Al terminar de decir esto se dirigió hacia la puerta por donde antes había desaparecido la señorita Collins. Parkhurst, velozmente, le salió al paso, y por espacio de unos segundos se vieron enfrentadas la larguirucha figura de Brodsky y la menuda y robusta humanidad de Parkhurst. El método empleado por éste para detener a Brodsky consistía sencillamente en ponerle las manos en el pecho para impedir su avance. Brodsky, entretanto, había colocado una mano sobre el hombro de Parkhurst y miraba por encima de él hacia la puerta, como si se hallara en medio de una multitud y mirara cortésmente más allá de la persona que tenía delante. Y mientras tanto no dejó ni un instante de mover los pies sobre el terreno, como arrastrándolos, y de murmurar: «Por favor…»

– ¡Muy bien! -gritó al cabo Parkhurst-. Muy bien, iré a hablar con ella. ¡Sé lo que va a decir, pero de acuerdo, de acuerdo!

Se separaron. Y acto seguido Parkhurst, alzando un dedo, dijo:

– ¡Pero espere aquí! ¡Será mejor que espere aquí!

Lanzando una última mirada airada a Brodsky, Parkhurst se volvió, salió por la puerta y la cerró concienzudamente a su espalda.

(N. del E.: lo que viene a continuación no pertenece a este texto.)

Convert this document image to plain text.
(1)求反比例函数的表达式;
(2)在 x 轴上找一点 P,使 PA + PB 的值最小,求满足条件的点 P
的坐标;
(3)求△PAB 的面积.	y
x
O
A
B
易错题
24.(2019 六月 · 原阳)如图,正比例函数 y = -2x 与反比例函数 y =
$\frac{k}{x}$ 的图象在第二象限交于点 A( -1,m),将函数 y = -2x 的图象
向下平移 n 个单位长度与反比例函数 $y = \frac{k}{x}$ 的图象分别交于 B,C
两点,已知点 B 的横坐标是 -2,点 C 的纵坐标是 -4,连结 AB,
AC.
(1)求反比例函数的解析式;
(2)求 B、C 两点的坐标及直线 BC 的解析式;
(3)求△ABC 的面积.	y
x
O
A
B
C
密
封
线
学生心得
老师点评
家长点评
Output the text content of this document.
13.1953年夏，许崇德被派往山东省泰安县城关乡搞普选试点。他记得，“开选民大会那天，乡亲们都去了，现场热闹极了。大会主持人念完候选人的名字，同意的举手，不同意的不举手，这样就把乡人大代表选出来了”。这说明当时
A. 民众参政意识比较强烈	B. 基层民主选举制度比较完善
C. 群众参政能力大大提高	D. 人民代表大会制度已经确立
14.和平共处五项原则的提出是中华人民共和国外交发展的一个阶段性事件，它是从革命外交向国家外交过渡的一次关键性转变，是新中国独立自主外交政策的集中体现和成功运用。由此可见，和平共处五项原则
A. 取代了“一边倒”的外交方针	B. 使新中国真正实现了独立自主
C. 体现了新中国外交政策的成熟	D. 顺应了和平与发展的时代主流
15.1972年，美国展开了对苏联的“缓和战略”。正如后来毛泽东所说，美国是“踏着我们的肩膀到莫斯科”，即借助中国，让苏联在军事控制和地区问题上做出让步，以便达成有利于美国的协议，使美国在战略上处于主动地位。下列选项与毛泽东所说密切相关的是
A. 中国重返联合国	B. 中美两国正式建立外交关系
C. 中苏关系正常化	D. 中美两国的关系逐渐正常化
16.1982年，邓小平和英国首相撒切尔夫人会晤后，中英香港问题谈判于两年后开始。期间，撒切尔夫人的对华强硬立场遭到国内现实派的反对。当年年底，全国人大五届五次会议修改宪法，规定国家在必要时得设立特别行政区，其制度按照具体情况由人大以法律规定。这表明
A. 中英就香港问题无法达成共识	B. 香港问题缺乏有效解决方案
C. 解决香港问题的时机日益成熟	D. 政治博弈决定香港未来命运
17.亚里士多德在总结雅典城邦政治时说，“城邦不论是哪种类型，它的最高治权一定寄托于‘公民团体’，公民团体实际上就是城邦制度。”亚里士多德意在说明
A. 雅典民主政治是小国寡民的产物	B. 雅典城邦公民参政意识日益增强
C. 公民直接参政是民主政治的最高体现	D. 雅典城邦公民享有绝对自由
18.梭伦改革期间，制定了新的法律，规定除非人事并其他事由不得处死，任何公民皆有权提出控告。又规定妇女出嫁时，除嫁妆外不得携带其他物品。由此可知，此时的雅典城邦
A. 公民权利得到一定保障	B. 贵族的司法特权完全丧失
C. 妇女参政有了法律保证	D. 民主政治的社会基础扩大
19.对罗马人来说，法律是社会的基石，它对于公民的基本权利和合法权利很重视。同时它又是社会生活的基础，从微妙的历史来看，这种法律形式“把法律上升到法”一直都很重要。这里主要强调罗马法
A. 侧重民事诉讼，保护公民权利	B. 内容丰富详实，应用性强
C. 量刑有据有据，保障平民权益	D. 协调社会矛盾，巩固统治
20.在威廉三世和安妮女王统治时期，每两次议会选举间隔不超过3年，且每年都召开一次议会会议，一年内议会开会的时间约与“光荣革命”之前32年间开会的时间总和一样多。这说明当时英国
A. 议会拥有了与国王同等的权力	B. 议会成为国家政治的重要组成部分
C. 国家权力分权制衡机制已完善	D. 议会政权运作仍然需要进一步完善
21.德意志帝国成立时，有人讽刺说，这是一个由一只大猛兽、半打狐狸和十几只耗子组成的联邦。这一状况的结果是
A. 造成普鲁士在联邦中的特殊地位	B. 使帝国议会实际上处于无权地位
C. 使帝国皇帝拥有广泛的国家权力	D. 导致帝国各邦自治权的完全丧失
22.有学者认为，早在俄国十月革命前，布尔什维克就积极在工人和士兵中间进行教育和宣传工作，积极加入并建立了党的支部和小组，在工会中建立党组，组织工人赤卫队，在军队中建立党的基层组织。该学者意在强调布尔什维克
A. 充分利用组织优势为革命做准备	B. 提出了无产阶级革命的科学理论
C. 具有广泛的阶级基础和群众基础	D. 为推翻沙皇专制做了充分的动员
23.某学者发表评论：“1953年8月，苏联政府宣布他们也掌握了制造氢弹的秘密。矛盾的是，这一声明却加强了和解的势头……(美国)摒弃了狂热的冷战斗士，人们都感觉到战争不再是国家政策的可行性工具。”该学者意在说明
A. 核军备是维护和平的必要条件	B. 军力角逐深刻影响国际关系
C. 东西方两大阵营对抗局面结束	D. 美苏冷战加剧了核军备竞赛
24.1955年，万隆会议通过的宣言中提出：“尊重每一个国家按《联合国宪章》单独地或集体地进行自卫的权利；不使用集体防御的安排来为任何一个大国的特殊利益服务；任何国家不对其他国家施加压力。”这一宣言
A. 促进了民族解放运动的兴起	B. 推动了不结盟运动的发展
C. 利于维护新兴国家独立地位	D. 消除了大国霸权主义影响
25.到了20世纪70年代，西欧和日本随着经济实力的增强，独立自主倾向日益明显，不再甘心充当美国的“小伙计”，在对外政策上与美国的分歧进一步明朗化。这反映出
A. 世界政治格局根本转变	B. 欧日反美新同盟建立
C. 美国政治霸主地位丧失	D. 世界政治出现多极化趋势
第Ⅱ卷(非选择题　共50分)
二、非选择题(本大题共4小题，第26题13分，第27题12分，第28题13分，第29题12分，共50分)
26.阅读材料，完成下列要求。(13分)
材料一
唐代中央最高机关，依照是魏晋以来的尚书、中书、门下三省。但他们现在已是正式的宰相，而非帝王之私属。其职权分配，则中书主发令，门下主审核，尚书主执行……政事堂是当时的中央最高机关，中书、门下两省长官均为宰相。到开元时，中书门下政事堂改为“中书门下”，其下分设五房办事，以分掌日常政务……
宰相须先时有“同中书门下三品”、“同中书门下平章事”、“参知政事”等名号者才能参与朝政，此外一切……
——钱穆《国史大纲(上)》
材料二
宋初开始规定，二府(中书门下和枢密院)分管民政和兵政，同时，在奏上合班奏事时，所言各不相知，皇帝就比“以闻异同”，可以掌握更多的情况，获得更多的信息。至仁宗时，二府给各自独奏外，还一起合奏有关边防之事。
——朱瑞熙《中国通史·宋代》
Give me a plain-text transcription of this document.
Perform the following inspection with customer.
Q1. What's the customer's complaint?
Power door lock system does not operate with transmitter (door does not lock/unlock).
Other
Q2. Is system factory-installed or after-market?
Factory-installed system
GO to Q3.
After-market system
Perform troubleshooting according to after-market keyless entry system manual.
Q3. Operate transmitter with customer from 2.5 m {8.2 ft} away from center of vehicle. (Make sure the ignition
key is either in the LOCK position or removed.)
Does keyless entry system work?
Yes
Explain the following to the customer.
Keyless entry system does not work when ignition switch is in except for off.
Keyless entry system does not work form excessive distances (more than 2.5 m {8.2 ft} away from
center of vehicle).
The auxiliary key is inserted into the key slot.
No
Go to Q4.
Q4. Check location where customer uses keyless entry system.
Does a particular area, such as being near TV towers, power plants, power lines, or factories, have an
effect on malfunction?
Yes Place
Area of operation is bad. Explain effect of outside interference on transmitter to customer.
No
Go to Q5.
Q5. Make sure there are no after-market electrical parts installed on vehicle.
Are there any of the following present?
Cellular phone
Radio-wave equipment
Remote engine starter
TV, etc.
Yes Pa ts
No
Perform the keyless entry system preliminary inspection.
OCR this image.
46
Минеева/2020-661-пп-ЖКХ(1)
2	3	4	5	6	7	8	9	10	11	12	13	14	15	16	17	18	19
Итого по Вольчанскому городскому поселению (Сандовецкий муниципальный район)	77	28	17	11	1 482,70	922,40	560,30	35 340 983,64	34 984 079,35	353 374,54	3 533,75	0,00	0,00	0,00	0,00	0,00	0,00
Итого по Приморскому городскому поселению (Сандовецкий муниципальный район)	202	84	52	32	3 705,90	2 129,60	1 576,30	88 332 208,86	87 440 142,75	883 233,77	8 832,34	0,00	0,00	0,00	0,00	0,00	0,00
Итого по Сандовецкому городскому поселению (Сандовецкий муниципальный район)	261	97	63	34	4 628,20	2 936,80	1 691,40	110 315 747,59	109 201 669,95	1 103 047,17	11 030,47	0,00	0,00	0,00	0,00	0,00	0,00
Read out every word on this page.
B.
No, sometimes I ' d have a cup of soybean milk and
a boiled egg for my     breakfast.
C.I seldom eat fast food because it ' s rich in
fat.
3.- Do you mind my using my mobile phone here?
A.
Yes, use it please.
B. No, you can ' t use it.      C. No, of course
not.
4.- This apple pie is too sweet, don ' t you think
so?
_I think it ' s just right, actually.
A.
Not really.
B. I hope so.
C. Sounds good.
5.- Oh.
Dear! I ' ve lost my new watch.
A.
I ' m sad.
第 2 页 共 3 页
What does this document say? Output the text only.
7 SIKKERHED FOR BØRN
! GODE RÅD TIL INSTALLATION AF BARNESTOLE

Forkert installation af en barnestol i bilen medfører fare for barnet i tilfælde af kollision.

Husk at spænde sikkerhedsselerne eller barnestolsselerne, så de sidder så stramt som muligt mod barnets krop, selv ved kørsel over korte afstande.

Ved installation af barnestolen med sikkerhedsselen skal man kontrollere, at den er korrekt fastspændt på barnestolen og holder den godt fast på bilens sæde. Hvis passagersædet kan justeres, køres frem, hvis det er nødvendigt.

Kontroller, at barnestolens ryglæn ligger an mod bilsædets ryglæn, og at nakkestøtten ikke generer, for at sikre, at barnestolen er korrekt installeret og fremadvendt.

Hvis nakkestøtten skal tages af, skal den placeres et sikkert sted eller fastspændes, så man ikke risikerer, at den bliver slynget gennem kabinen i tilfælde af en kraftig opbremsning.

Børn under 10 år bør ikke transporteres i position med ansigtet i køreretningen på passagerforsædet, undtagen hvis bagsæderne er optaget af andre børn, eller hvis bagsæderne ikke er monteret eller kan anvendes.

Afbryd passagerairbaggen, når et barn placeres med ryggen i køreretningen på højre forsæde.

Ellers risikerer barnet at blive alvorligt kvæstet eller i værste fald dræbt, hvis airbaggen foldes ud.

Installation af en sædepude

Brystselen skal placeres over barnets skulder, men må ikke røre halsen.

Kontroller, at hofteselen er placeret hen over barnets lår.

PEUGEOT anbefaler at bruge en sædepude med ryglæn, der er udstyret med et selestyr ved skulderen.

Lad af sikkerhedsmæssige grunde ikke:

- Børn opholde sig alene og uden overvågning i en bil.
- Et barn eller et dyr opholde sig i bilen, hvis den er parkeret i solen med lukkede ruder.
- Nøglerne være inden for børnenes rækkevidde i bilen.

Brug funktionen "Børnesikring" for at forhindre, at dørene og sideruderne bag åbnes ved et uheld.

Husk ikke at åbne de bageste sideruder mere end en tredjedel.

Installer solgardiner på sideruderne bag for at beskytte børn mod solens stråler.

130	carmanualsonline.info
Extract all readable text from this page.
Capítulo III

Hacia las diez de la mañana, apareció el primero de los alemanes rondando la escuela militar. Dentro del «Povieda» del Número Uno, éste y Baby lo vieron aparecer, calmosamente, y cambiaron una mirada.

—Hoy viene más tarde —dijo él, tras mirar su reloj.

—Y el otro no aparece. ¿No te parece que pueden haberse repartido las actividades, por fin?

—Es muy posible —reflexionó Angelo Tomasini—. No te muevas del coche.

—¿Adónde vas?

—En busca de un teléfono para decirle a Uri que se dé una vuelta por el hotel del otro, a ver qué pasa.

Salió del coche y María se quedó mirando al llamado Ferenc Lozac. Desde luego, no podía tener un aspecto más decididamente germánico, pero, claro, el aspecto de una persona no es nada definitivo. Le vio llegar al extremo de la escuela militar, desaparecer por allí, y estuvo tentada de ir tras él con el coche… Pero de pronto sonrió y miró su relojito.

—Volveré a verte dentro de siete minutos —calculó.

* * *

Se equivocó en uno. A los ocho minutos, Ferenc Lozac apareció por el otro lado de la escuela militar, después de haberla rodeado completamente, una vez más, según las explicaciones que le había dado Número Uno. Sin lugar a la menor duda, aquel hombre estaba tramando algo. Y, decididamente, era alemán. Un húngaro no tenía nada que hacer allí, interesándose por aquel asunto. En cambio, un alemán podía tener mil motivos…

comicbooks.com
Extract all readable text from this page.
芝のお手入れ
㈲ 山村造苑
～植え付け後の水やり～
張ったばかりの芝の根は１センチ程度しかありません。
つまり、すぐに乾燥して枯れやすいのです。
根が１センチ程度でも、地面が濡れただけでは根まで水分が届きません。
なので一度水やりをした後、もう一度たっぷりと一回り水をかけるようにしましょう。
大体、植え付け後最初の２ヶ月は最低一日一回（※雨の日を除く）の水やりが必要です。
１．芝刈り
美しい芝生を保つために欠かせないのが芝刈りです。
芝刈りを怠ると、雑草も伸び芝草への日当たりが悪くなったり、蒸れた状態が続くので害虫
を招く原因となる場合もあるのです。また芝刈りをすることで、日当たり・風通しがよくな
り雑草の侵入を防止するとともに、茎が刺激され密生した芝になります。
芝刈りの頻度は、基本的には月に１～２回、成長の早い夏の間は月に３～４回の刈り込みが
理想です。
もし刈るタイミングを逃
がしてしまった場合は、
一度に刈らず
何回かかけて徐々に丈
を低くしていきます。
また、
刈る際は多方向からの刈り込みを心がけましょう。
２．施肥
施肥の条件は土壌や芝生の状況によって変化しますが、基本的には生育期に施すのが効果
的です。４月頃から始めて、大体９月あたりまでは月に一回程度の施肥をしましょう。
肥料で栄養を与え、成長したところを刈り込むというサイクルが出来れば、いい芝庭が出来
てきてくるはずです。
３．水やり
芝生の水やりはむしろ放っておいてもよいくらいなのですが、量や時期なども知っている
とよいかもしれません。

Brodsky, al principio, se quedó con la mirada fija en la puerta, y pensé que de un momento a otro iba a seguir a Parkhurst. Pero al final se dio la vuelta y fue a sentarse.

Durante unos segundos Brodsky pareció ensayar algo mentalmente; sus labios parecían articular algo en silencio, y no juzgué apropiado hablarle. De cuando en cuando examinaba el ramo de flores, como si todo dependiera de él y el menor defecto pudiera constituir el más serio de los inconvenientes. Finalmente, cuando llevaba ya cierto tiempo sentado y en silencio, miró hacia mí y dijo:

– Señor Ryder. Me complace mucho conocerle al fin.

– ¿Cómo está usted, señor Brodsky? -dije yo-. Espero que bien.

– Oh… -Hizo un vago gesto con la mano-. No puedo decir que me encuentre bien. Tengo un dolor, ¿sabe?

– Oh, ¿un dolor? -dije. Luego, al ver que no respondía, pregunté-: ¿Se refiere a un dolor emocional?

– No, no. Es una herida. La tengo desde hace muchos años, y siempre me ha dado problemas. Un dolor intenso. Quizá por eso bebía tanto. Cuando bebo no lo siento.

Esperé a que continuara, pero se quedó callado. Entonces dije:

– ¿Se refiere a un dolor del corazón, señor Brodsky?

– ¿Del corazón? Mi corazón no está tan mal. No, no, tiene que ver con… -De pronto estalló en sonoras carcajadas-. Ya veo, señor Ryder. Cree que me estaba poniendo poético. No, no, se trata simplemente de una herida que tuve. Me hirieron gravemente, hace muchos años. En Rusia. Los médicos no eran demasiado buenos, no hicieron un buen trabajo. Y el dolor me ha mortificado mucho. Es una herida que nunca llegó a curarse como es debido. Fue hace ya tanto tiempo, y todavía me duele.